Stable animals keeping watch over the Baby Jesus.

The exhibit wishes you a Merry Christmas as you leave with some ice poinsettias. And that’s the end of it. You turn in your parkas and then you can browse a gift shop. (Eric bought me a pretty snowflake bracelet.) You also have the opportunity to take a computer survey regarding your experience. I wrote that I had a great time but I would have appreciated taller ice slides and more sculptures for the money.

Once we left ICE!, we headed back down toward the water. Eric was just a little excited about eating some lunch.

These miniature Christmas trees line the walkway.

I can never resist an opportunity to play in a fountain!

Eric’s hunger didn’t distract him from a need to practice his kung fu skills.

We decided to eat at Ketchup before the Christmas on the Potomac mini-shows started that evening. Unfortunately we had to wait a long time for our food. You can read all about that in my previous blog post!

By the time we got our meals, I was so hungry I decimated my crab wrap before I realized that most of the ingredients had been left out. These are the remains of Hurricane Hungry Girl

Ketchup’s main gimmick is its variety of odd ketchups. You get this sampler of six to dip your truffle fries in. The ketchups were the best part of our entire experience.

Christmas on the Potomac is a big display inside the atrium of the Gaylord Resort. Hanging in the front window is this large tree made out of “candy glass”. (I don’t believe you can eat it 🙂

One of the things we waited to see was this fountain show. While no match for the Bellagio in Las Vegas, it was fun and splashed significant numbers of surprised people, much to my amusement. 😉 At some points, the fountains shot 60 feet in the air in time with the music! Each fountain show lasts about three minutes.

One of the draws of Christmas on the Potomac is a contest in which you have to find giant stuffed Peeps that are hidden around the atrium. Some of them are in really odd out of the way places, but Eric and I found most of them. Now, you don’t think I’m going to give the answers away, do you? 🙂 But here’s one fella hiding in the bushes!

Looking for all those Peeps was a good way to waste time while waiting for the next “show” which was the nightly lighting of the glass Christmas tree. The show consists of several minutes of lights flashing around inside the tree while music plays. “Northern lights” also shimmer across the banners hanging around the tree.

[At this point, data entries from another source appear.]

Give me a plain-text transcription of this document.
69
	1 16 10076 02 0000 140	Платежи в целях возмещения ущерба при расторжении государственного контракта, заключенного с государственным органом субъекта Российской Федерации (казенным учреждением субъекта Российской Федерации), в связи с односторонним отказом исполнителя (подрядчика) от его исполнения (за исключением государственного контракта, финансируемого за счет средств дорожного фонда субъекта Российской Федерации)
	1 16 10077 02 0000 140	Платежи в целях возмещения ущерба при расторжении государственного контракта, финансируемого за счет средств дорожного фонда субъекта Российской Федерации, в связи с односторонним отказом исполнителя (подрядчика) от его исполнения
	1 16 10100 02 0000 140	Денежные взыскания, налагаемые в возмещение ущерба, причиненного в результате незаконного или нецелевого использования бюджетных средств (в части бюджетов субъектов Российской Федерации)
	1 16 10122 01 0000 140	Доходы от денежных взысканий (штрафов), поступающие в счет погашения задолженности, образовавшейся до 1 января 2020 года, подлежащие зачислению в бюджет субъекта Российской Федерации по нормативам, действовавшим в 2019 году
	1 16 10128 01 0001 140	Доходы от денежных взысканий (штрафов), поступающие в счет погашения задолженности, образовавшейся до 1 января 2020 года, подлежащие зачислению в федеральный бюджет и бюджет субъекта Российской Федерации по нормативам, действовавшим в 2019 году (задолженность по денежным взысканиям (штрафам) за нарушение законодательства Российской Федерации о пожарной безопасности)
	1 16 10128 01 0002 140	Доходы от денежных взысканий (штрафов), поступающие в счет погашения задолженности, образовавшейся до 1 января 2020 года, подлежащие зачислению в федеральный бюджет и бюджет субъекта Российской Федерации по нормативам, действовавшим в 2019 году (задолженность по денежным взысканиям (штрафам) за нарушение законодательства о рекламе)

A few minutes after the Christmas tree lighting show is over, a snowfall begins. We waited around for a while waiting for it to start before we realized it’s in a very small area by the coffee shop in the middle of the atrium. You can’t see it here, but the “snow” is really like foamy dish-soap bubbles wafting down. It does get stuck in your hair though 🙂

There were some other shows involving the fountains and singing choirs, but by this time I was tired and ready to go home and eat some dinner that didn’t involve slowpoke waiters. Here’s the tree down by the river all lit up at night. There’s a stage right next to it where different bands play periodically. When they’re not playing, parents let their kids scamper all over the stage right in front of a huge sign telling you to keep off of it. Hahaha

I had a fun time and thought it was a good way to spend a Sunday afternoon. Maybe they’ll have bigger and better things next year. If you live in the area, try to go on a Sunday or even a weekday if you can to avoid the crowds. Make sure you drive in or take a water taxi over from Old Towne in Alexandria. Just be aware that some of the special shows may not be available on the weekdays.

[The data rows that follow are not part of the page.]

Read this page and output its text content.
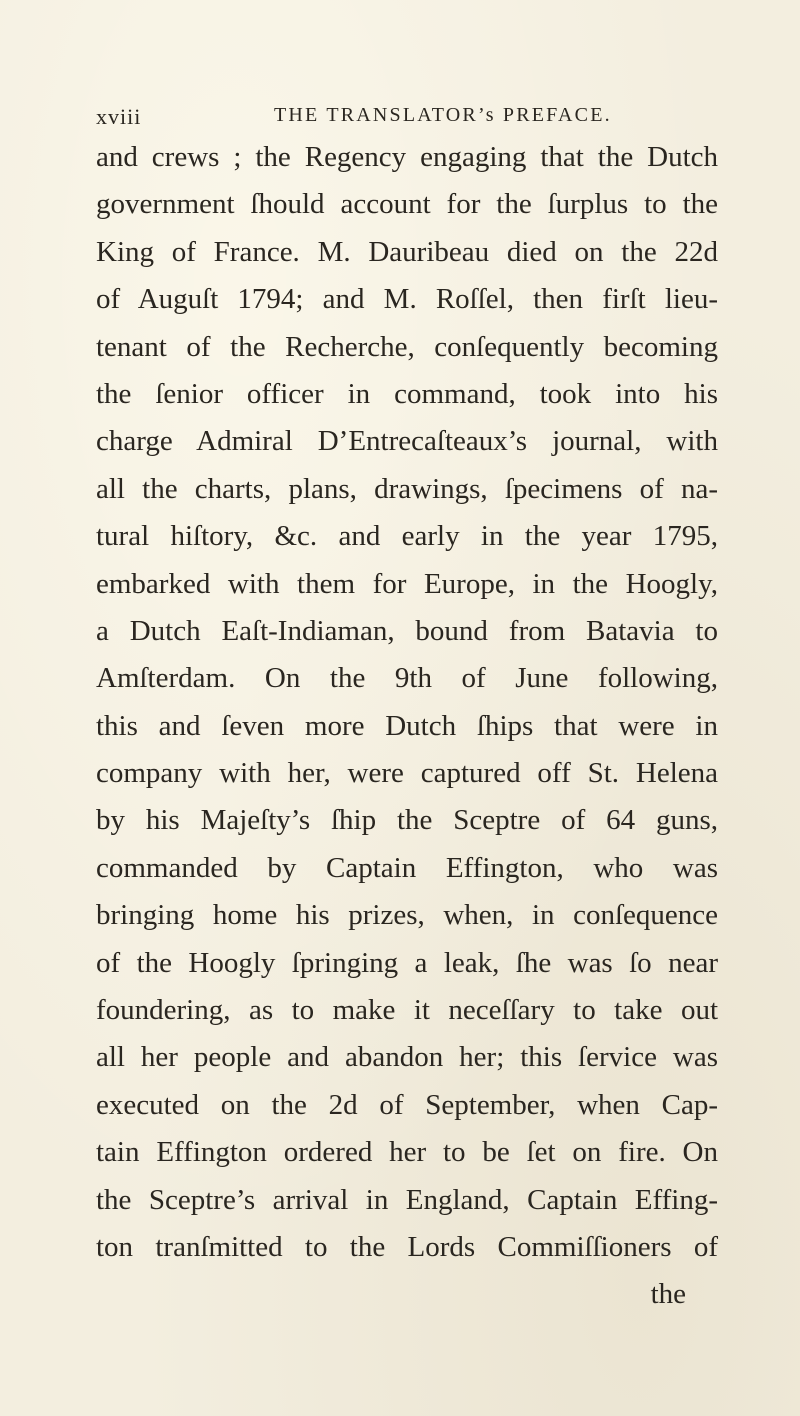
xviii	THE TRANSLATOR’s PREFACE.
and crews ; the Regency engaging that the Dutch
government ſhould account for the ſurplus to the
King of France. M. Dauribeau died on the 22d
of Auguſt 1794; and M. Roſſel, then firſt lieu-
tenant of the Recherche, conſequently becoming
the ſenior officer in command, took into his
charge Admiral D’Entrecaſteaux’s journal, with
all the charts, plans, drawings, ſpecimens of na-
tural hiſtory, &c. and early in the year 1795,
embarked with them for Europe, in the Hoogly,
a Dutch Eaſt-Indiaman, bound from Batavia to
Amſterdam. On the 9th of June following,
this and ſeven more Dutch ſhips that were in
company with her, were captured off St. Helena
by his Majeſty’s ſhip the Sceptre of 64 guns,
commanded by Captain Effington, who was
bringing home his prizes, when, in conſequence
of the Hoogly ſpringing a leak, ſhe was ſo near
foundering, as to make it neceſſary to take out
all her people and abandon her; this ſervice was
executed on the 2d of September, when Cap-
tain Effington ordered her to be ſet on fire. On
the Sceptre’s arrival in England, Captain Effing-
ton tranſmitted to the Lords Commiſſioners of
the
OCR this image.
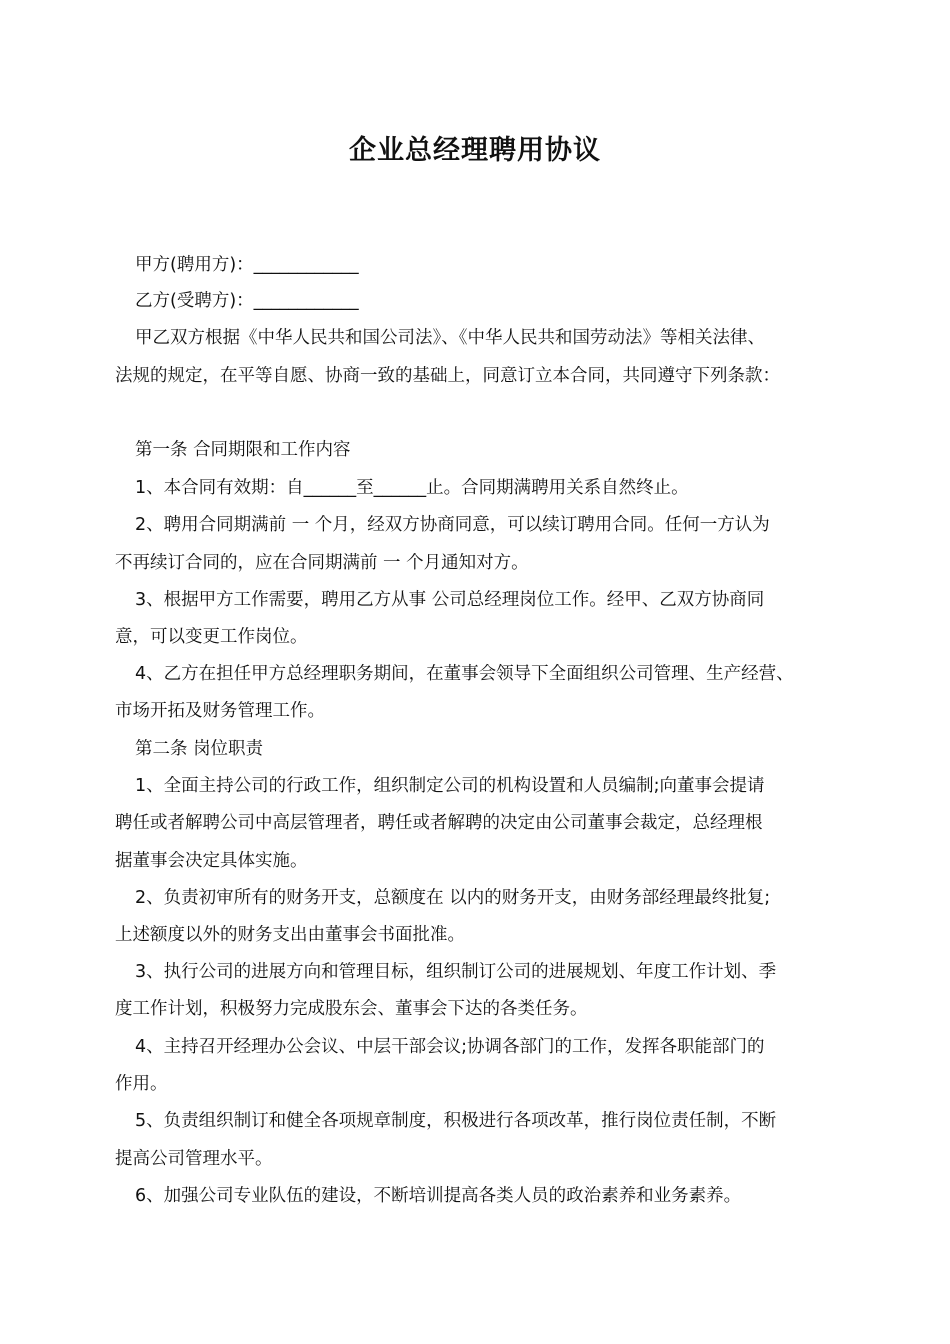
企业总经理聘用协议
甲方(聘用方)：____________
乙方(受聘方)：____________
甲乙双方根据《中华人民共和国公司法》、《中华人民共和国劳动法》等相关法律、
法规的规定，在平等自愿、协商一致的基础上，同意订立本合同，共同遵守下列条款：
第一条 合同期限和工作内容
1、本合同有效期：自______至______止。合同期满聘用关系自然终止。
2、聘用合同期满前 一 个月，经双方协商同意，可以续订聘用合同。任何一方认为
不再续订合同的，应在合同期满前 一 个月通知对方。
3、根据甲方工作需要，聘用乙方从事 公司总经理岗位工作。经甲、乙双方协商同
意，可以变更工作岗位。
4、乙方在担任甲方总经理职务期间，在董事会领导下全面组织公司管理、生产经营、
市场开拓及财务管理工作。
第二条 岗位职责
1、全面主持公司的行政工作，组织制定公司的机构设置和人员编制;向董事会提请
聘任或者解聘公司中高层管理者，聘任或者解聘的决定由公司董事会裁定，总经理根
据董事会决定具体实施。
2、负责初审所有的财务开支，总额度在 以内的财务开支，由财务部经理最终批复;
上述额度以外的财务支出由董事会书面批准。
3、执行公司的进展方向和管理目标，组织制订公司的进展规划、年度工作计划、季
度工作计划，积极努力完成股东会、董事会下达的各类任务。
4、主持召开经理办公会议、中层干部会议;协调各部门的工作，发挥各职能部门的
作用。
5、负责组织制订和健全各项规章制度，积极进行各项改革，推行岗位责任制，不断
提高公司管理水平。
6、加强公司专业队伍的建设，不断培训提高各类人员的政治素养和业务素养。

ICE! and Christmas on the Potomac run through January 10th. You can find more information and purchase tickets here:


2 responses to “ICE! and Christmas on the Potomac at National Harbor (tons of photos)

  1. I loved reading this! It was so fun to see the pictures and then read the accompanying commentary. Eric struck some great poses! Precious, you looked especially beautiful in the ice tunnel, holding the ice column, and at the end with the Christmas tree. I was impressed with how many things to see there were, and I thought the ice slides were a great idea! It looks like you had a blast sliding down. To sum up — Lots of great information, presented in a fun way.Aunt Vinson

  2. National Harbor is downwind of Blue Plains; that might explain the aromas!